I have included the Voltage/AFR table claimed for a working unit.
For those of you who hate the blinking lights and do not want to build the wide band unit (it’s intended for tuning only) you can build an analog meter that has better swing range than an ordinary analog voltmeter. I built one using a Radio Shack 15V meter and used an op amp to multiply the O2 sensor voltage by 15. It’s like watching a metronome at AFR 14.7 and tells me that I’m running rich under throttle. Works great and does’t hurt the brain with blinking lights.
In closed loop the ecm tries to AVERAGE 14.7:1. So you'll see the O2 voltages swing over and under .45v.
The stock O2s are of a switching type.
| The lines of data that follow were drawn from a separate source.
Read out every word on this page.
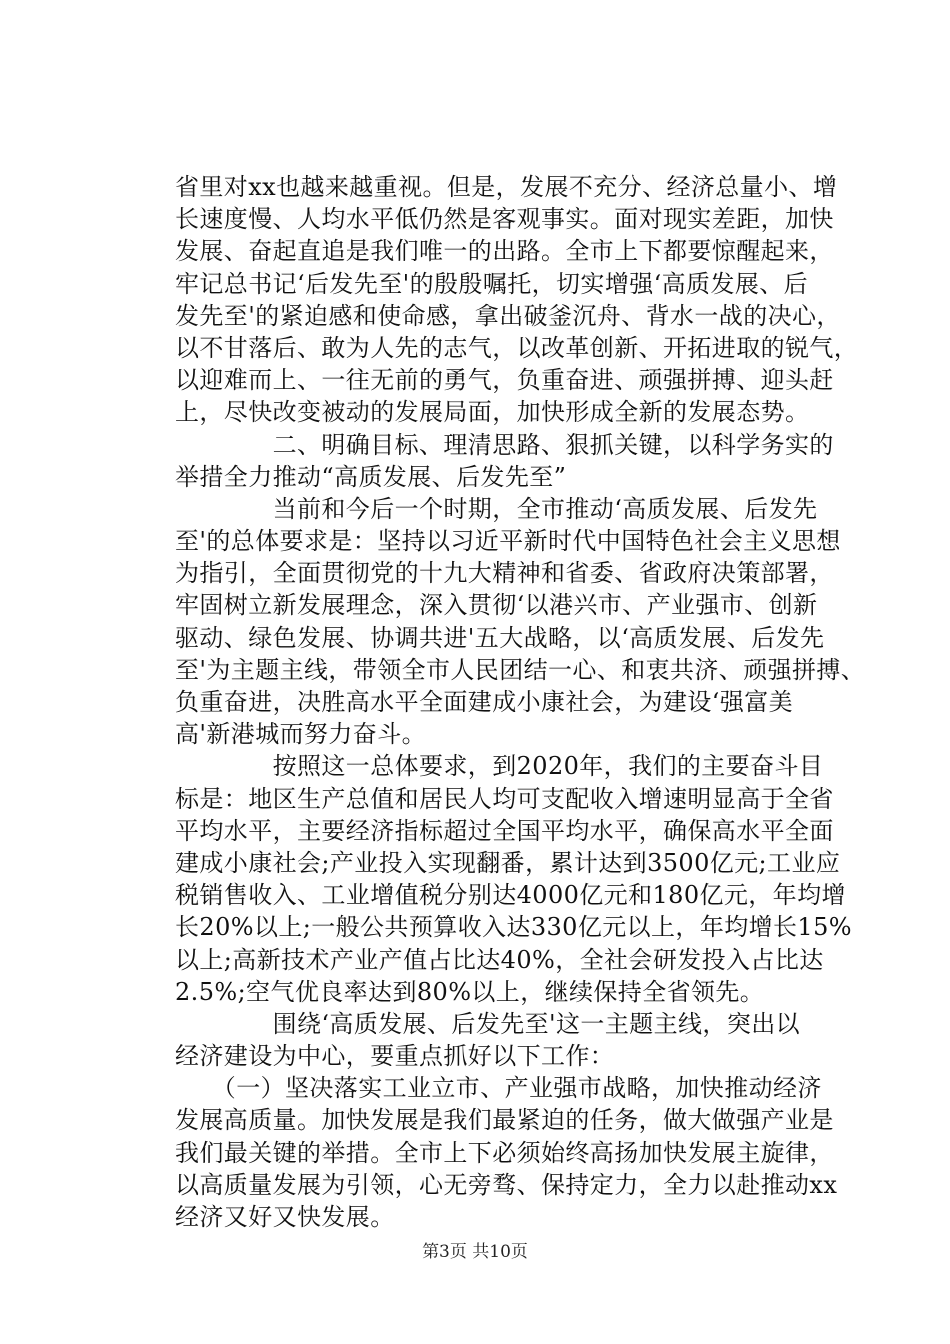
省里对xx也越来越重视。但是，发展不充分、经济总量小、增
长速度慢、人均水平低仍然是客观事实。面对现实差距，加快
发展、奋起直追是我们唯一的出路。全市上下都要惊醒起来，
牢记总书记‘后发先至'的殷殷嘱托，切实增强‘高质发展、后
发先至'的紧迫感和使命感，拿出破釜沉舟、背水一战的决心，
以不甘落后、敢为人先的志气，以改革创新、开拓进取的锐气，
以迎难而上、一往无前的勇气，负重奋进、顽强拼搏、迎头赶
上，尽快改变被动的发展局面，加快形成全新的发展态势。
　　　　二、明确目标、理清思路、狠抓关键，以科学务实的
举措全力推动“高质发展、后发先至”
　　　　当前和今后一个时期，全市推动‘高质发展、后发先
至'的总体要求是：坚持以习近平新时代中国特色社会主义思想
为指引，全面贯彻党的十九大精神和省委、省政府决策部署，
牢固树立新发展理念，深入贯彻‘以港兴市、产业强市、创新
驱动、绿色发展、协调共进'五大战略，以‘高质发展、后发先
至'为主题主线，带领全市人民团结一心、和衷共济、顽强拼搏、
负重奋进，决胜高水平全面建成小康社会，为建设‘强富美
高'新港城而努力奋斗。
　　　　按照这一总体要求，到2020年，我们的主要奋斗目
标是：地区生产总值和居民人均可支配收入增速明显高于全省
平均水平，主要经济指标超过全国平均水平，确保高水平全面
建成小康社会;产业投入实现翻番，累计达到3500亿元;工业应
税销售收入、工业增值税分别达4000亿元和180亿元，年均增
长20%以上;一般公共预算收入达330亿元以上，年均增长15%
以上;高新技术产业产值占比达40%，全社会研发投入占比达
2.5%;空气优良率达到80%以上，继续保持全省领先。
　　　　围绕‘高质发展、后发先至'这一主题主线，突出以
经济建设为中心，要重点抓好以下工作：
　　（一）坚决落实工业立市、产业强市战略，加快推动经济
发展高质量。加快发展是我们最紧迫的任务，做大做强产业是
我们最关键的举措。全市上下必须始终高扬加快发展主旋律，
以高质量发展为引领，心无旁骛、保持定力，全力以赴推动xx
经济又好又快发展。
第3页 共10页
They see richer then 14.7 and leaner then 14.7, that's all. They are effected by EGT, and backpressure. While a heated O2 helps slightly with the EGT, the stock type aren't meant to do more then just switch.
If you want to read AFR at WOT, you need a Wideband, or to learn how to read spark plugs. And with some of the newer fuel mixtures, you need to be real good at reading plugs to really see what's going on.
I've been using the DIY-WB, and have learned alot in just watching it. I also, have about 10K miles on it now. It makes dialing in a chip really easy, you can actually see the accleration enrichment, and then WOT AFR nicely.
I originally had the Autometer unit and thought it read way too fast. Especially for something as inaccurate as our switching type O² sensors.
I sent it back and got a Nord-Skog A/F gauge, and it's much much better as far as how it reads. It just doesn't have the eye-candy appeal that the Autometer gauge does. But hey, it was also $20 cheaper.
Grumpy
It's good to hear that the DIY-WB works well.
I was wanting to know what visual tool you used with the box. LED's, analog, digital? What worked best?